Monday, July 30, 2007

Your Blog Is Locked

“I thought how unpleasant it is to be locked out; and I thought how it is worse, perhaps, to be locked in.” ~ Virginia Woolf, English Writer, (1882-1941)
Your blog is locked.

This was the message I got yesterday. It was Blogger's spam-prevention robots that detected that CVoD has had the characteristics of a spam blog. You believe that crap?

Perhaps it was because I just wrote about black hat techniques? Hmmm.... naw.

What's a spam blog you ask?

A spam blog (or comment spam) is a form of spamdexing. It's automatic posting of random comments and/or promoting commercial services to blogs, wikis, guestbooks, or other publicly accessible online discussion boards. Any web application that accepts and displays hyperlinks submitted by visitors may be a target.

Google's Blogger is a big target due to the ease of creating and updating its pages. In particular Blogger is prone to link spamming. Blogs engaged in this behavior are called spam blogs, and can be recognized by their irrelevant, repetitive, or nonsensical text, along with a large number of links, usually all pointing to a single site.

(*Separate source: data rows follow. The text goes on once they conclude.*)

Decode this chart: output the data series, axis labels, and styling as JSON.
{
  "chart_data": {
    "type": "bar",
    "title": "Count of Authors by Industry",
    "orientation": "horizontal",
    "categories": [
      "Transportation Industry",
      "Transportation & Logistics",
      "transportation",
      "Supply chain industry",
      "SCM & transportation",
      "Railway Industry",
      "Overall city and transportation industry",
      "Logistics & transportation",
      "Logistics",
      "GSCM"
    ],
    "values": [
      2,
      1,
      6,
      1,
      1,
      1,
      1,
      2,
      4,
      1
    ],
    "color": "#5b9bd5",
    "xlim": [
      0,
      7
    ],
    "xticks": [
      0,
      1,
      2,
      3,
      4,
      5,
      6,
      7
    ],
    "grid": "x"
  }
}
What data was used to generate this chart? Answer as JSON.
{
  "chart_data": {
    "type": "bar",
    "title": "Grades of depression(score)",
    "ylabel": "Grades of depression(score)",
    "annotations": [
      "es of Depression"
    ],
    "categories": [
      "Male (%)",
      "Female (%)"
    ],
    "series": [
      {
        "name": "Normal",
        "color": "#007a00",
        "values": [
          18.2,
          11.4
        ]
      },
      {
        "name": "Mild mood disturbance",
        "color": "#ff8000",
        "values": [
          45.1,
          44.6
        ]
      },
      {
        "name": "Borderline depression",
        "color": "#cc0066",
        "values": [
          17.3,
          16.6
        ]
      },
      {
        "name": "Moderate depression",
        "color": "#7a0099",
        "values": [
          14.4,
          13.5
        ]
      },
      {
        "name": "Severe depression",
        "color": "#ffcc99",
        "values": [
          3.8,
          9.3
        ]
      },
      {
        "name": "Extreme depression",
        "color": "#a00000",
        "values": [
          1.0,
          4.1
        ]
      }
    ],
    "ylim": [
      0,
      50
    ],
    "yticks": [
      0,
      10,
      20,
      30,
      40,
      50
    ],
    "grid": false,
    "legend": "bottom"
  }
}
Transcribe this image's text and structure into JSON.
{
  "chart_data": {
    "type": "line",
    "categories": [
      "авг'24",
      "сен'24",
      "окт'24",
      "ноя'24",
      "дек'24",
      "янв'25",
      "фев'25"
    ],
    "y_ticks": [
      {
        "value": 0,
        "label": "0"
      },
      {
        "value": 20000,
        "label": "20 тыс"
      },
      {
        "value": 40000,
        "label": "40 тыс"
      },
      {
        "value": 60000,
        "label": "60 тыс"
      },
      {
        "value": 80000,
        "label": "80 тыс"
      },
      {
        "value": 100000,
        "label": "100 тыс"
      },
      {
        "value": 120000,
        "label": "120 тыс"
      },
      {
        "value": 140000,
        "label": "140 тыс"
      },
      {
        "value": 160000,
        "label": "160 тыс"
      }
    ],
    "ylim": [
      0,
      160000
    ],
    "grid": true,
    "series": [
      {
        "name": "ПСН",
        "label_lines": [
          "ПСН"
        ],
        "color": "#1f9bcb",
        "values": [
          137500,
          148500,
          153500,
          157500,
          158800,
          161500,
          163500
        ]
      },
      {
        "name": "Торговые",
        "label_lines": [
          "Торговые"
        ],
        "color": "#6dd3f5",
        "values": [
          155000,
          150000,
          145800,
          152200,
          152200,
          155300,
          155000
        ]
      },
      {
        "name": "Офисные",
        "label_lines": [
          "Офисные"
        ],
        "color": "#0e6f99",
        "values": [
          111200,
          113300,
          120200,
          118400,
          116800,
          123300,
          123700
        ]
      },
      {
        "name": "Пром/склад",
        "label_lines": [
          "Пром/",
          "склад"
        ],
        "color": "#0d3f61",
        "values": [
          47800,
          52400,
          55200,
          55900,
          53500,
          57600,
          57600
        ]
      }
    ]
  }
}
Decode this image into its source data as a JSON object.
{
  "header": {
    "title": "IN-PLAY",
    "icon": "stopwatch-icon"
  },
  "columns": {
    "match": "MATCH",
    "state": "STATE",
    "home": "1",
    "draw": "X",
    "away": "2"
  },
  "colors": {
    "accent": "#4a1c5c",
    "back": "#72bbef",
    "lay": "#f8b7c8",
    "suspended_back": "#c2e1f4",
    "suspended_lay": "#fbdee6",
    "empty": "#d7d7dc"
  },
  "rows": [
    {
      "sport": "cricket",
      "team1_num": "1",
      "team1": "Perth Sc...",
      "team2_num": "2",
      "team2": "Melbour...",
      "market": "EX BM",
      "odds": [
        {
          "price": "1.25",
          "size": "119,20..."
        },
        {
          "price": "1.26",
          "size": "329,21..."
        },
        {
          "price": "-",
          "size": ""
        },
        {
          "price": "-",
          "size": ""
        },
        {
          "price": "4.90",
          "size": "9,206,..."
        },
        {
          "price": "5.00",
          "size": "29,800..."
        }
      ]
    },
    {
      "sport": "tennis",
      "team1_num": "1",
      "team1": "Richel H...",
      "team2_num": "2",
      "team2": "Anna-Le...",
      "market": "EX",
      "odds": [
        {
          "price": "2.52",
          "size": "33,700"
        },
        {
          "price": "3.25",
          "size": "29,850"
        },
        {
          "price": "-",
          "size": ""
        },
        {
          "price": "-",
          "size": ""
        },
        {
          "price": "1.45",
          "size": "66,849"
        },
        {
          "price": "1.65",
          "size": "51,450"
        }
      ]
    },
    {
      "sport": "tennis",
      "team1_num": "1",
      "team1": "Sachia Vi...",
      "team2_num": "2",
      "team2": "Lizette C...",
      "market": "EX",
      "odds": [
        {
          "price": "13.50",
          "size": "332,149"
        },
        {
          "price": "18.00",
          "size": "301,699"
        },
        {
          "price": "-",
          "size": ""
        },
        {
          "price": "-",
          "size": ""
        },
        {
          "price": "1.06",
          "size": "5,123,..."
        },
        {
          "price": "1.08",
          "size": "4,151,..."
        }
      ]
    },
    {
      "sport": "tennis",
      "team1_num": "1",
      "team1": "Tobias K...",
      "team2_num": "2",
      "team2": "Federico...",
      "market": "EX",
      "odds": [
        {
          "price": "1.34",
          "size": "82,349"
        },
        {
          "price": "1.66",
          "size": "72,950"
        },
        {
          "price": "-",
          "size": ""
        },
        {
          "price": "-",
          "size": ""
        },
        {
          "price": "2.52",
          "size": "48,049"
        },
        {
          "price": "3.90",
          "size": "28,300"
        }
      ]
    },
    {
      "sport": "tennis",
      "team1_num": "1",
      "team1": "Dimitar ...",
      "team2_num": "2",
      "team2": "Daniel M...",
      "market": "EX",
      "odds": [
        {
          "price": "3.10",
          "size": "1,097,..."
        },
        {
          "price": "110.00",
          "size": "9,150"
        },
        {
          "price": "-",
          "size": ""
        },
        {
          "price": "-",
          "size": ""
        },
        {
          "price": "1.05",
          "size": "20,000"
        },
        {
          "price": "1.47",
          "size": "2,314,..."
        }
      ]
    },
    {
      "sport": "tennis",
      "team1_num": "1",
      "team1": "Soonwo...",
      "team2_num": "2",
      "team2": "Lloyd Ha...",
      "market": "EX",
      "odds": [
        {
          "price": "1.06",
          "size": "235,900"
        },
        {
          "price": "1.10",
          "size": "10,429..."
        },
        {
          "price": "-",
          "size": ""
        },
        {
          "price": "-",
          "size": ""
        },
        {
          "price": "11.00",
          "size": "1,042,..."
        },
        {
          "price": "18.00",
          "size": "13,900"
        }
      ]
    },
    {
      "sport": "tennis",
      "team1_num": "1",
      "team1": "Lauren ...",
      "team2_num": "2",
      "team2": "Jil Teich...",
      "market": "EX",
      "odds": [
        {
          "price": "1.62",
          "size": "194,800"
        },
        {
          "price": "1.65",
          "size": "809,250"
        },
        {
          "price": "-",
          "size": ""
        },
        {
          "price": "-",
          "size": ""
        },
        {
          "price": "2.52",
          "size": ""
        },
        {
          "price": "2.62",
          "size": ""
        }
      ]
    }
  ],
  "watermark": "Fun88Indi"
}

Does this sound like CVoD?

It's comical... but truth be told I may have triggered the robot due to a posting error. Nonetheless, when I was locked out as a suspecting spammer and petitioned to get my access back Google wrote...
"Since you're an actual person reading this, your blog is probably not a spam blog. Automated spam detection is inherently fuzzy, and we sincerely apologize for this false positive.

You won't be able to publish posts to your blog until one of our humans reviews it and verifies that it is not a spam blog. Please fill out the form below to get a review. We'll take a look at your blog and unlock it in less than two business days."
Needless to say, we do not approve of spamming here at CVoD.

We understand that it's a tough job to police spam and we can see Google is doing the best it can to prevent it. I was only locked out for a little under two business day - as promised.

So... even if it means I get locked out of my own space for a few days... for the pursuit to end spam, I truly believe, the end does indeed justify the means.